One key feature of Dynatrace is its ability to continuously monitor every aspect of your applications, services, and infrastructure and to automatically learn all the baseline metrics related to the performance of these components. Dynatrace automatically learns the baseline response times of your applications and services, factoring in variables such as geo-location, browser type, operating system, connection bandwidth, and user actions.
Such multidimensional reference values—for example, all users from New York viewing your application with a Chrome browser on Windows—are collected for all statistically meaningful combinations of these factors. Such intelligent and automatic baselining allows Dynatrace to detect anomalies at a highly granular level and to notify you of problems in real-time. Typical application and service-level anomalies reported by Dynatrace include failure rate increases, response time degradations, and spikes or drops in application traffic. On top of this automatic learning of reference values, Dynatrace allows you to define specific thresholds that specify at what levels deviations above baseline performance are severe enough to generate problem alerts. Keep in mind that these threshold settings only adjust the levels at which Dynatrace alerts you to detected anomalies. These settings don’t affect automatic performance baselining.
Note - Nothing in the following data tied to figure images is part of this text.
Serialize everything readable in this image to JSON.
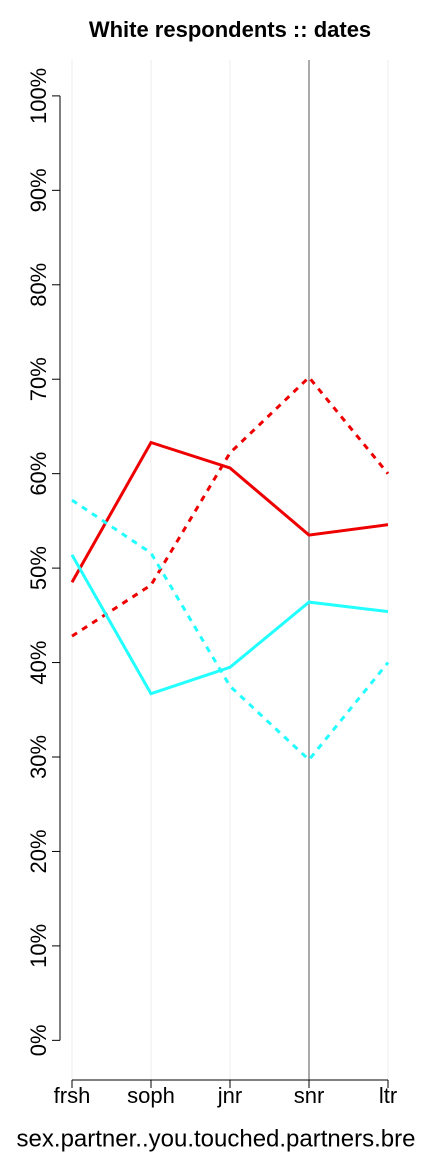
{
  "chart_data": {
    "type": "line",
    "title": "White respondents :: dates",
    "x_label": "sex.partner..you.touched.partners.bre",
    "categories": [
      "frsh",
      "soph",
      "jnr",
      "snr",
      "ltr"
    ],
    "series": [
      {
        "color": "#ee0000",
        "dashed": false,
        "values": [
          48.5,
          63.3,
          60.6,
          53.5,
          54.6
        ]
      },
      {
        "color": "#ee0000",
        "dashed": true,
        "values": [
          42.8,
          48.2,
          62.2,
          70.2,
          60
        ]
      },
      {
        "color": "#22ffff",
        "dashed": false,
        "values": [
          51.4,
          36.7,
          39.5,
          46.4,
          45.4
        ]
      },
      {
        "color": "#22ffff",
        "dashed": true,
        "values": [
          57.2,
          51.6,
          37.5,
          29.7,
          40
        ]
      }
    ],
    "ylim": [
      -4.2,
      103.8
    ],
    "yticks": [
      {
        "value": 0,
        "label": "0%"
      },
      {
        "value": 10,
        "label": "10%"
      },
      {
        "value": 20,
        "label": "20%"
      },
      {
        "value": 30,
        "label": "30%"
      },
      {
        "value": 40,
        "label": "40%"
      },
      {
        "value": 50,
        "label": "50%"
      },
      {
        "value": 60,
        "label": "60%"
      },
      {
        "value": 70,
        "label": "70%"
      },
      {
        "value": 80,
        "label": "80%"
      },
      {
        "value": 90,
        "label": "90%"
      },
      {
        "value": 100,
        "label": "100%"
      }
    ],
    "highlight_category": "snr",
    "grid": true
  }
}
There are some use cases for which parameterization of automatic baselining algorithms may be beneficial:
- Set higher thresholds for applications and services that are still in development or are in the testing stage.
- Set lower thresholds for mission-critical services within your infrastructure (where default thresholds may be too tolerant).
Dynatrace distinguishes between an absolute threshold and a relative threshold for the median and the slowest 10 percent of each given metric. As you can see in the example below, the median thresholds for response time degradation are set to 100 ms (absolute) and 50% (relative) above the auto-learned baseline.
The threshold for the slowest 10% of the requests is set to 1,000 ms (absolute) and 10% (relative) above the auto-learned baseline. Dynatrace anomaly detection threshold settings also allow you to specify how many actions per minute should be observed before Dynatrace sends out problem alerts related to anomalies. This setting allows you to disable alerting for low traffic applications and services—baselining and alerting on low traffic applications often leads to unnecessary alerts.
Dynatrace offers anomaly detection thresholds for three types of anomalies: action duration degradation, traffic spikes/drops, and failure rate increases in failure rates, as shown below:
As an alternative to defining thresholds globally across your entire environment, you can disable global settings and instead fine tune threshold settings for individual applications and services using the application- and service-specific settings pages (see the Application setup settings below). To do this, set the Use global anomaly detection settings switch to the Off position and set your custom settings. You can reverse this action anytime to return to globally defined thresholds.
Custom service thresholds work the same way, except that Dynatrace doesn’t alert you to traffic spikes/drops for services.